BİLMEK VE İSTEMEK (MANEVİ UNSUR)

Silahlı örgüt suçlarında manevi unsur “doğrudan kast” tır.  TCK’nın 21. maddesine göre kast, “suçun kanuni tanımındaki unsurların bilerek ve istenerek gerçekleştirilmesidir” ve yine aynı maddeye göre “suçun oluşması kastın varlığına bağlıdır.” Madde gereğince doğrudan kast; BİLMEK ve İSTEMEK’ten oluşur ve ikisinin birlikte bulunması zorunludur. BİLME ve İSTEME’nin olmadığı yerde suç da oluşmaz. 
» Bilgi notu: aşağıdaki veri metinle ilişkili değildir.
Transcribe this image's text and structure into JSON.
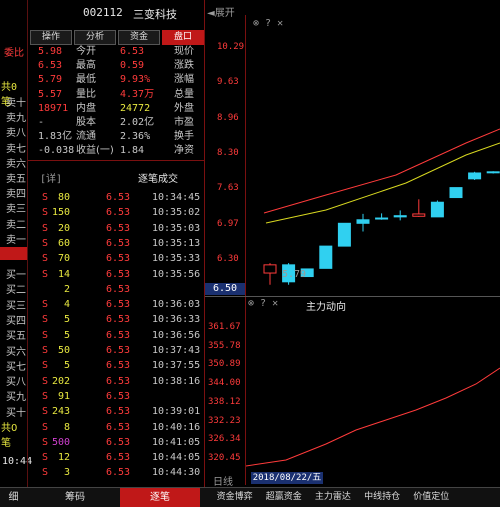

Silahlı örgüt suçu da sadece doğrudan kast ile işlenebilen bir suçtur ve bu doğrudan kastın “nihai amaç” ve “yöntem” hakkında olduğu gibi diğer tüm unsurlar hakkında da mutlaka bulunması gerekir. Yani silahlı örgüt üyeleri, örgütün nihai amacını bilen ve bunun gerçekleşmesini isteyen aynı zamanda yöntemi yani bu nihai amacın silah ve cebir-şiddet kullanarak gerçekleştirileceğini bilen ve isteyen kişilerdir. Bu nihai amacı ve yöntemi BİLMEYEN ve İSTEMEYEN kişiler için silahlı terör örgütü suçu oluşmaz. Bu nedenle silahlı terör örgütü üyeliği suçunda özel kast aranır. Diğer bir deyişle, kişi içinde bulunduğu yapılanmanın silahlı bir terör örgütü olduğunu bilerek ve isteyerek onun hiyerarşik yapısına dâhil olmalıdır.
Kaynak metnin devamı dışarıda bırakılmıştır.